The company’s results beat expectations, which Yahoo Finance reports were revenues of $44.1 billion and earnings per share of $1.90. Shares of the software giant fell after the news, perhaps due to the company’s results missing so-called whisper numbers; that Microsoft has traded at or near all-time highs in recent sessions puts the current 3% after-hours drop into context. Tech shares were broadly weaker in regular trading today, a session in which Microsoft shed just under 1% of its worth.

Microsoft is so large a company that its top-level results are hardly clear, so let’s dig in a little more.

First up, Azure, Microsoft’s cloud computing platform, posted 51% revenue growth in the quarter compared to the corresponding year-ago quarter, a figure that would dip to 45% if one was to remove currency fluctuations, according to the company. The 51% figure, per initial analysis, is the company’s best Azure growth result since its fiscal Q3 2020 quarter, or the first calendar quarter of last year.

From that perspective, it’s hard to fault Azure’s growth over the last three months.

Picking through the rest of the company’s results, we can rank its three main divisions’ revenue growth results as follows:

  • Intelligent Cloud: 30% growth, a figure driven in part by Azure’s growth.
  • Productivity and Business Processes: 21% growth, led by LinkedIn (46% growth), and the Dynamics 365 CRM product (49% growth).
  • More Personal Computing: 9% growth, led by search growth (53%, excluding traffic acquisition costs).

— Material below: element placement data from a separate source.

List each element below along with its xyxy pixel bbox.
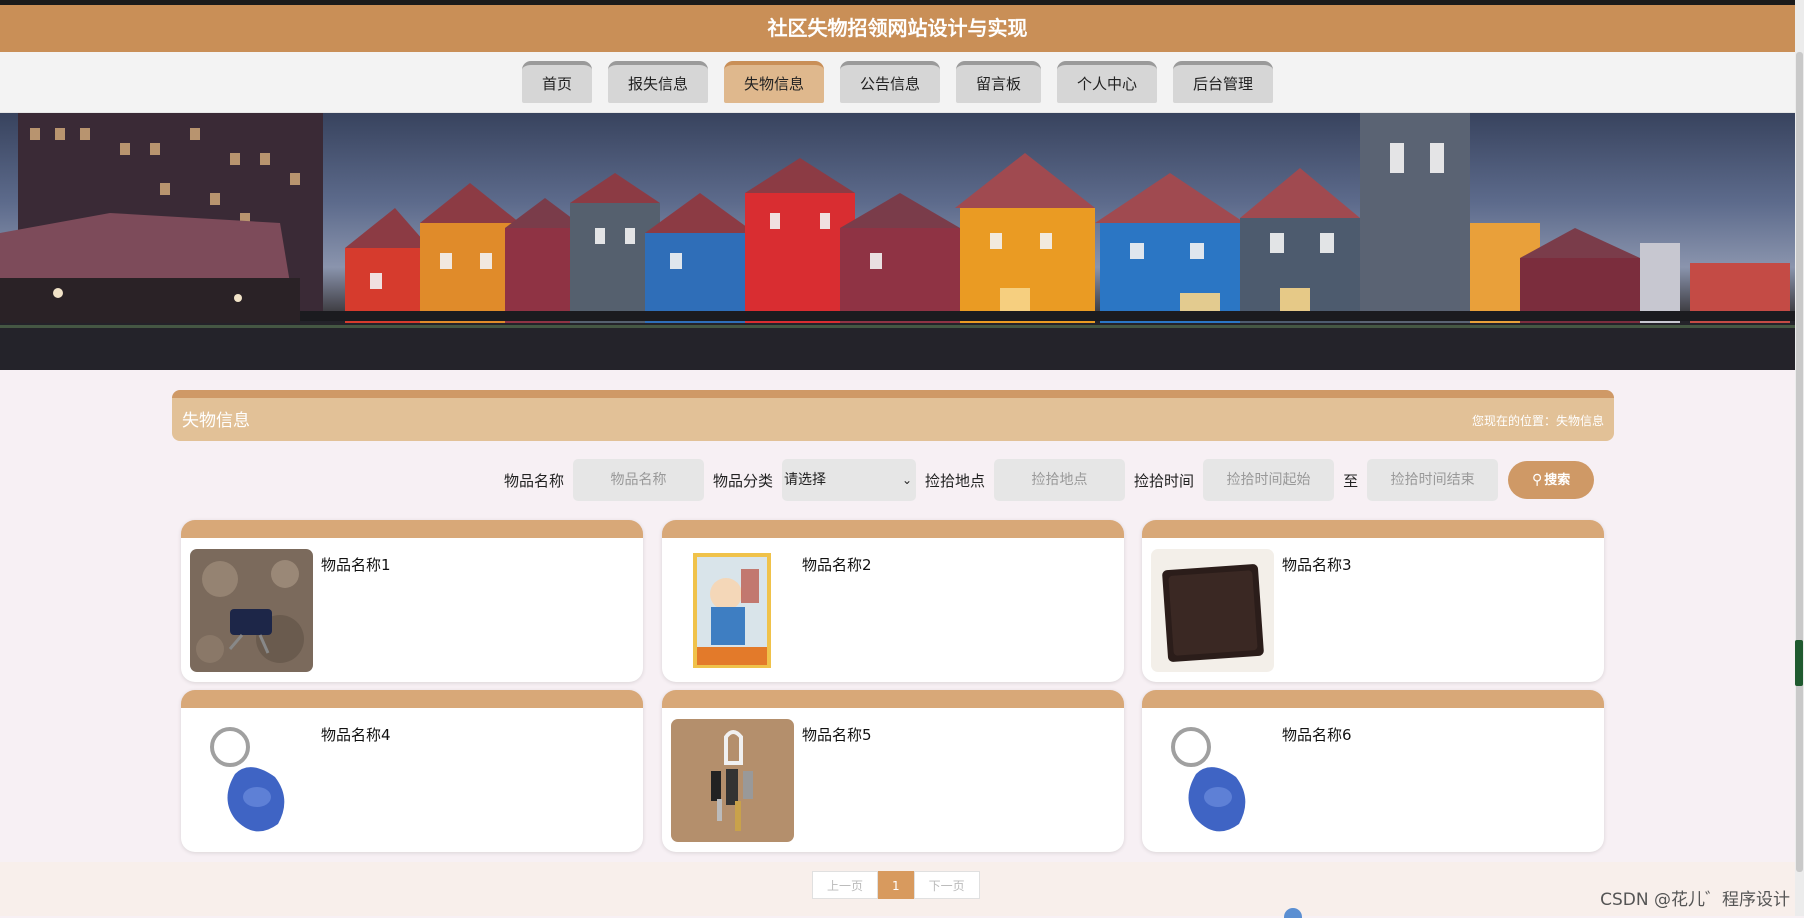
main-nav: 首页 报失信息 失物信息 公告信息 留言板 个人中心 后台管理 [0,52,1795,113]
blue-keyfob-image[interactable] [190,719,313,842]
item-name[interactable]: 物品名称5 [802,724,872,745]
breadcrumb-prefix: 您现在的位置： [1471,414,1556,428]
time-end-input[interactable]: 捡拾时间结束 [1367,459,1499,501]
search-button-label: 搜索 [1544,473,1571,488]
place-label: 捡拾地点 [925,471,986,490]
side-widget-tab[interactable] [1795,640,1803,686]
prev-page-button[interactable]: 上一页 [812,871,879,899]
book-cover-image[interactable] [671,549,794,672]
nav-admin[interactable]: 后台管理 [1173,61,1274,103]
scrollbar-thumb[interactable] [1796,52,1803,872]
item-card[interactable]: 物品名称3 [1142,520,1604,682]
item-name-label: 物品名称 [504,471,565,490]
time-label: 捡拾时间 [1134,471,1195,490]
item-card[interactable]: 物品名称6 [1142,690,1604,852]
scrollbar[interactable] [1795,0,1804,916]
wallet-image[interactable] [1151,549,1274,672]
nav-personal-center[interactable]: 个人中心 [1057,61,1158,103]
keys-on-ground-image[interactable] [190,549,313,672]
category-select-value: 请选择 [784,472,827,488]
section-header: 失物信息 您现在的位置：失物信息 [172,390,1614,441]
item-name[interactable]: 物品名称3 [1282,554,1352,575]
site-title: 社区失物招领网站设计与实现 [0,5,1795,52]
item-card[interactable]: 物品名称4 [181,690,643,852]
keychain-image[interactable] [671,719,794,842]
banner-image [0,113,1795,370]
item-name-input[interactable]: 物品名称 [573,459,705,501]
category-select[interactable]: 请选择 ⌄ [782,459,917,501]
nav-message-board[interactable]: 留言板 [956,61,1042,103]
pagination: 上一页 1 下一页 [812,871,980,899]
watermark: CSDN @花儿゛程序设计 [1600,890,1790,910]
item-name[interactable]: 物品名称4 [321,724,391,745]
nav-found-items[interactable]: 失物信息 [723,61,824,103]
item-card[interactable]: 物品名称1 [181,520,643,682]
section-title: 失物信息 [182,411,250,431]
search-button[interactable]: ⚲ 搜索 [1508,461,1595,499]
search-bar: 物品名称 物品名称 物品分类 请选择 ⌄ 捡拾地点 捡拾地点 捡拾时间 捡拾时间… [504,459,1595,501]
breadcrumb-current[interactable]: 失物信息 [1556,414,1604,428]
item-name[interactable]: 物品名称2 [802,554,872,575]
blue-keyfob-image[interactable] [1151,719,1274,842]
nav-announcements[interactable]: 公告信息 [839,61,940,103]
to-label: 至 [1343,471,1359,490]
place-input[interactable]: 捡拾地点 [994,459,1126,501]
nav-home[interactable]: 首页 [521,61,592,103]
time-start-input[interactable]: 捡拾时间起始 [1203,459,1335,501]
chevron-down-icon: ⌄ [901,473,913,487]
nav-lost-reports[interactable]: 报失信息 [607,61,708,103]
category-label: 物品分类 [713,471,774,490]
breadcrumb: 您现在的位置：失物信息 [1472,412,1604,429]
item-card[interactable]: 物品名称2 [662,520,1124,682]
next-page-button[interactable]: 下一页 [913,871,980,899]
search-icon: ⚲ [1531,472,1543,488]
item-name[interactable]: 物品名称1 [321,554,391,575]
item-card[interactable]: 物品名称5 [662,690,1124,852]
page-1-button[interactable]: 1 [878,871,914,899]
item-name[interactable]: 物品名称6 [1282,724,1352,745]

The weaker spots in the larger Redmond revenue review are not hard to spot. Office Consumer revenue expanded by 18%, a figure that feels somewhat modest; Windows OEM revenue slipped by 3%; and Surface revenue fell 20%.

But those lowlights were not enough to derail the company’s aggregate growth picture and titanic profitability. How profitable is Satya Nadella’s company? Microsoft spent $10.4 billion on share buybacks and dividends in its most recent quarter. That’s a somewhat confusing amount of money, frankly. And at this point, we’re a bit flummoxed why Microsoft is buying back shares. Its market capitalization is a bit more than $2 trillion, implying that at best the company can gently chip away at its share count over time at huge expense. Surely there is a better use for its cash?

Regardless, the company’s results indicate that the recent run of big technology companies posting impressively large and lucrative results is not behind us. That may help provide investor confidence for technology companies more broadly. Which, you know, would not be a bad thing for startups.